During the 2010 college football season I tallied statistics from all of the top quarterbacks, receivers, running backs and defenders and listed the results in the prospect tracker. You can find the numbers in the new menu bar under the title ‘prospects‘.
I chose the players I expected to get the most attention on draft day, so it’s quite telling that I decided against adding Andy Dalton. Whenever I watched TCU in 2009 or 2010 I never saw him as anything more than late round fodder and a career backup. Depending on who you believe, he might have a chance to go in round two on Friday and I understand he’s the third quarterback on Seattle’s draft board. Either I made a major error in grading Dalton, or he’s seriously over rated.
Using the prospect tracker I wanted to compare the performance of Colin Kaepernick, who I believe is receiving serious interest from the pacific north west. The stats are based on regular season performances only, so they don’t account for a 192-yard, one touchdown performance against Boston College in the Kraft ‘Fight Hunger’ Bowl.
Despite opting not to declare for the 2011 draft, I kept Andrew Luck’s name on the list if only for the basis of a comparison. After all, this is the poster boy for college football at the moment and the man everyone expects to be the #1 overall pick next year. His numbers at Stanford in 2011 were very impressive, yet distinctly similar to Colin Kaepernick’s.
Luck went 245/349 passing for the season with an excelent 70% completion rate. Kaepernick wasn’t far behind, going 213/326 for a 65% completion rate.
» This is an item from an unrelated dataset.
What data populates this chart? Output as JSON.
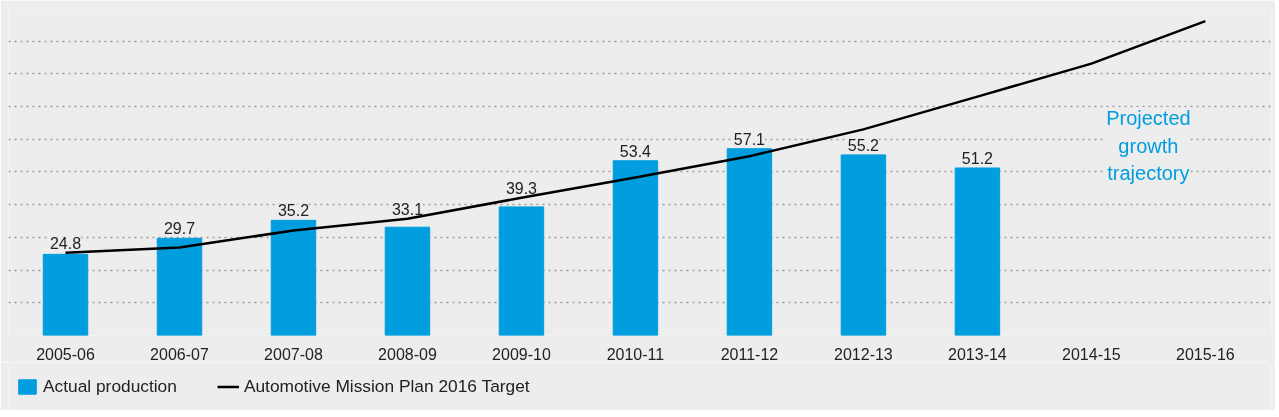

Very little separated each players yards-per-attempt (8.9 to 8.7 in favor of Luck). Kaepernick had 2830 passing yards compared to Luck’s 3051. Both players threw seven interceptions, but Luck recorded seven more passing touchdowns. To compensate, Kaepernick’s running ability in Nevada’s pistol offense generated 1184 yards and an eye catching 20 touchdowns compared to Luck’s 438 yards and three scores. Of course, Luck ran a very different offense where his mobility and sneaky athleticism was merely a bonus and Kaepernick’s rushing qualities were a focal point for the Wolfpack.
Numbers only tell one side of the story of course, because using pure statistics you’d find it hard to seperate the pair. I’m not trying to say in this article that the two are on an equal footing, something I’m sure Colin Kaepernick – being a humble individual – would accept himself. Kaepernick will not be the first overall pick this year even if he does find a home in round one. Luck’s throwing mechanics are uniquely perfect for a college quarterback and he has some experience of pre-snap reads and adjustments, although a lot of those appeared to be scripted.
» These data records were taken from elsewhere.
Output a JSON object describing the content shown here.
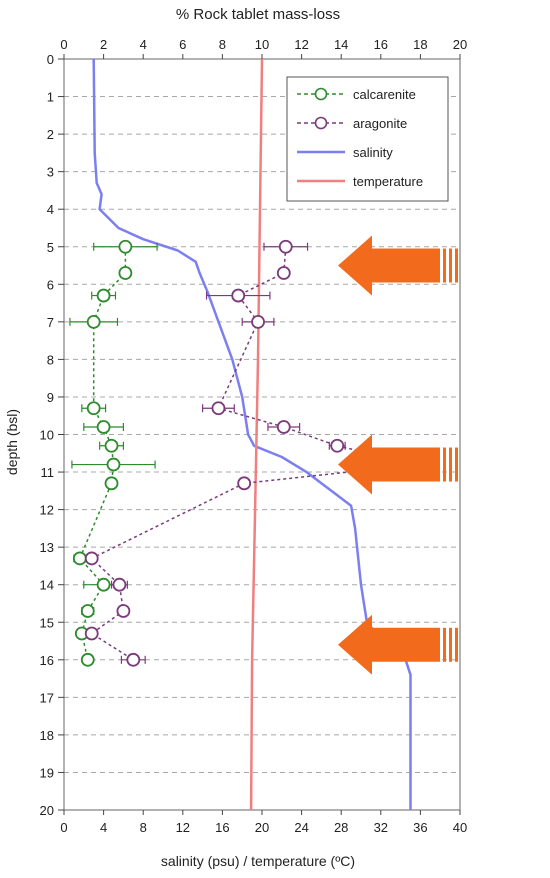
{
  "chart_data": {
    "type": "scatter",
    "top_axis": {
      "label": "% Rock tablet mass-loss",
      "range": [
        0,
        20
      ],
      "ticks": [
        "0",
        "2",
        "4",
        "6",
        "8",
        "10",
        "12",
        "14",
        "16",
        "18",
        "20"
      ]
    },
    "bottom_axis": {
      "label": "salinity (psu) / temperature (ºC)",
      "range": [
        0,
        40
      ],
      "ticks": [
        "0",
        "4",
        "8",
        "12",
        "16",
        "20",
        "24",
        "28",
        "32",
        "36",
        "40"
      ]
    },
    "y_axis": {
      "label": "depth (bsl)",
      "range": [
        0,
        20
      ],
      "reversed": true,
      "ticks": [
        "0",
        "1",
        "2",
        "3",
        "4",
        "5",
        "6",
        "7",
        "8",
        "9",
        "10",
        "11",
        "12",
        "13",
        "14",
        "15",
        "16",
        "17",
        "18",
        "19",
        "20"
      ]
    },
    "grid": "horizontal dashed",
    "legend_position": "top-right",
    "series": [
      {
        "name": "calcarenite",
        "color": "#2e8b2e",
        "axis": "top",
        "style": "dashed-circle",
        "points": [
          {
            "depth": 5.0,
            "value": 3.1,
            "err": 1.6
          },
          {
            "depth": 5.7,
            "value": 3.1,
            "err": 0.2
          },
          {
            "depth": 6.3,
            "value": 2.0,
            "err": 0.6
          },
          {
            "depth": 7.0,
            "value": 1.5,
            "err": 1.2
          },
          {
            "depth": 9.3,
            "value": 1.5,
            "err": 0.6
          },
          {
            "depth": 9.8,
            "value": 2.0,
            "err": 1.0
          },
          {
            "depth": 10.3,
            "value": 2.4,
            "err": 0.6
          },
          {
            "depth": 10.8,
            "value": 2.5,
            "err": 2.1
          },
          {
            "depth": 11.3,
            "value": 2.4,
            "err": 0.2
          },
          {
            "depth": 13.3,
            "value": 0.8,
            "err": 0.3
          },
          {
            "depth": 14.0,
            "value": 2.0,
            "err": 1.0
          },
          {
            "depth": 14.7,
            "value": 1.2,
            "err": 0.3
          },
          {
            "depth": 15.3,
            "value": 0.9,
            "err": 0.2
          },
          {
            "depth": 16.0,
            "value": 1.2,
            "err": 0.2
          }
        ]
      },
      {
        "name": "aragonite",
        "color": "#7b3a7b",
        "axis": "top",
        "style": "dashed-circle",
        "points": [
          {
            "depth": 5.0,
            "value": 11.2,
            "err": 1.1
          },
          {
            "depth": 5.7,
            "value": 11.1,
            "err": 0.2
          },
          {
            "depth": 6.3,
            "value": 8.8,
            "err": 1.6
          },
          {
            "depth": 7.0,
            "value": 9.8,
            "err": 0.8
          },
          {
            "depth": 9.3,
            "value": 7.8,
            "err": 0.8
          },
          {
            "depth": 9.8,
            "value": 11.1,
            "err": 0.8
          },
          {
            "depth": 10.3,
            "value": 13.8,
            "err": 0.4
          },
          {
            "depth": 10.8,
            "value": 17.9,
            "err": 0.6
          },
          {
            "depth": 11.3,
            "value": 9.1,
            "err": 0.2
          },
          {
            "depth": 13.3,
            "value": 1.4,
            "err": 0.2
          },
          {
            "depth": 14.0,
            "value": 2.8,
            "err": 0.4
          },
          {
            "depth": 14.7,
            "value": 3.0,
            "err": 0.2
          },
          {
            "depth": 15.3,
            "value": 1.4,
            "err": 0.2
          },
          {
            "depth": 16.0,
            "value": 3.5,
            "err": 0.6
          }
        ]
      },
      {
        "name": "salinity",
        "color": "#7b7ff0",
        "axis": "bottom",
        "style": "line",
        "points": [
          {
            "depth": 0.0,
            "value": 3.0
          },
          {
            "depth": 2.5,
            "value": 3.1
          },
          {
            "depth": 3.3,
            "value": 3.3
          },
          {
            "depth": 3.6,
            "value": 3.8
          },
          {
            "depth": 4.0,
            "value": 3.6
          },
          {
            "depth": 4.5,
            "value": 5.5
          },
          {
            "depth": 4.8,
            "value": 8.0
          },
          {
            "depth": 5.1,
            "value": 11.5
          },
          {
            "depth": 5.4,
            "value": 13.3
          },
          {
            "depth": 5.7,
            "value": 13.7
          },
          {
            "depth": 6.2,
            "value": 14.5
          },
          {
            "depth": 8.0,
            "value": 17.0
          },
          {
            "depth": 9.0,
            "value": 18.0
          },
          {
            "depth": 10.0,
            "value": 18.6
          },
          {
            "depth": 10.3,
            "value": 19.2
          },
          {
            "depth": 10.6,
            "value": 22.0
          },
          {
            "depth": 11.0,
            "value": 24.5
          },
          {
            "depth": 11.5,
            "value": 27.0
          },
          {
            "depth": 11.9,
            "value": 29.0
          },
          {
            "depth": 12.5,
            "value": 29.4
          },
          {
            "depth": 14.0,
            "value": 30.0
          },
          {
            "depth": 15.0,
            "value": 30.6
          },
          {
            "depth": 15.6,
            "value": 32.5
          },
          {
            "depth": 16.0,
            "value": 34.5
          },
          {
            "depth": 16.4,
            "value": 35.0
          },
          {
            "depth": 20.0,
            "value": 35.0
          }
        ]
      },
      {
        "name": "temperature",
        "color": "#f08080",
        "axis": "bottom",
        "style": "line",
        "points": [
          {
            "depth": 0.0,
            "value": 20.0
          },
          {
            "depth": 4.0,
            "value": 19.8
          },
          {
            "depth": 8.0,
            "value": 19.6
          },
          {
            "depth": 12.0,
            "value": 19.3
          },
          {
            "depth": 16.0,
            "value": 19.0
          },
          {
            "depth": 20.0,
            "value": 18.9
          }
        ]
      }
    ],
    "annotations": [
      {
        "type": "arrow",
        "color": "#f26b1d",
        "pointing": "left",
        "depth": 5.5
      },
      {
        "type": "arrow",
        "color": "#f26b1d",
        "pointing": "left",
        "depth": 10.8
      },
      {
        "type": "arrow",
        "color": "#f26b1d",
        "pointing": "left",
        "depth": 15.6
      }
    ]
  }
}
Level of competition also has to be taken into account. Kaepernick did beat Boise State, California, Fresno State and Boston College but Nevada’s schedule was also padded out with Eastern Washington, Idaho, Louisiana Tech and Utah State. Stanford negotiated the PAC-10 with some style, only losing to eventual BCS Championship runners-up Oregon on the road.
One thing the numbers do back up is Kaepernick’s elusiveness. He was sacked just ten times in 2010, which is a lot less than other mobile quarterbacks such as Jake Locker (19), Cam Newton (23), Blaine Gabbert (23) and Christian Ponder (23). Again though, you have to wonder about level of competition considering Andy Dalton’s eight sacks at TCU running a similarly weaker schedule. Andrew Luck was sacked an incredible six times, testament not only to his ability to get the ball out quickly but also to Stanford’s superb offensive line.
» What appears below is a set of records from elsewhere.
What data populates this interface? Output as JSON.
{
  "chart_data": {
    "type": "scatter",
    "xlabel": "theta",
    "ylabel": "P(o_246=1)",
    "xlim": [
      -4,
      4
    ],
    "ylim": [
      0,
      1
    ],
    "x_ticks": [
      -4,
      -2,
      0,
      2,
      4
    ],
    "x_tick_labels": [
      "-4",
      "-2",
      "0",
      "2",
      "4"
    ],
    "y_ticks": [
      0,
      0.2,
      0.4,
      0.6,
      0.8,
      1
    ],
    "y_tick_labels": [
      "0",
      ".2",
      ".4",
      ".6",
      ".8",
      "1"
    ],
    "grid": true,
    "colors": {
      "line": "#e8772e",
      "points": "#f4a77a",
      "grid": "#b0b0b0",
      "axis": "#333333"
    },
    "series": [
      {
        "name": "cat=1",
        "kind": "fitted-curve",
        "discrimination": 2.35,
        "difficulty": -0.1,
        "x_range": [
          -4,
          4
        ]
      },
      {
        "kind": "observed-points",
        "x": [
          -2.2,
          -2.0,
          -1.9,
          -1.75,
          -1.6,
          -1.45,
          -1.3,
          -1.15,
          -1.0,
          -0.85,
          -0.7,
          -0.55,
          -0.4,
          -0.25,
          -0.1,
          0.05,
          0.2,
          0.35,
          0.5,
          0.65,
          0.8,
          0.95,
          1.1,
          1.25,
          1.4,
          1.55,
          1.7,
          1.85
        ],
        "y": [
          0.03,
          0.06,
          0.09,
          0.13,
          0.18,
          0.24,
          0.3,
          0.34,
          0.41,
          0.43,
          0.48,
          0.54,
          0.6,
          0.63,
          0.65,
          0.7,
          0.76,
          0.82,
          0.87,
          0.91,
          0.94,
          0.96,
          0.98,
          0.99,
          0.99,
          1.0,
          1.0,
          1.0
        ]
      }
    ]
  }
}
It is interesting to see that Kaepernick had a better completion percentage than both Locker and Gabbert, significantly so in Locker’s case. Again this perhaps doesn’t tell the whole story as Kaepernick was never faced with an almost impossible situation against Stanford and Nebraska, although performances such as Locker’s against UCLA proved he wasn’t entirely blameless. Another interesting note on Gabbert is that his 62% completion rate came despite throwing more passes (418) than anyone other than Nathan Enderle (478). Gabbert also had the lowest number of touchdowns (15).
Looking at Kaepernick’s previous years at Nevada also hints toward some level of development as a passer. He took less sacks, significantly improved his completion percentage (he averaged in the mid-50’s before 2010) and maintained a low turn over ratio, throwing just 24 interceptions in four years of starting football.
On the face of it the numbers are very impressive and you want to see that development, particularly as a senior. It’s one of the criticisms labelled at Jake Locker who would almost certainly, in my opinion, have been the fourth overall pick last year to Washington. His inability to pass in the 60% range – whatever the reason – gave ammunition to the critics. Statistics can be manipulated in both a positive and negative way and rest assured had Locker been a 60-65% passer, even if the performance wasn’t ultimately much better, people would’ve spoken about him in a more favorable manner. It’s really only a 3% improvement in terms of completions, which is nothing.
Kaepernick did make that jump and the team who ultimately drafts him this week will hope that it’s just the start of further development as a passer, because that is how he’ll be successful at the next level.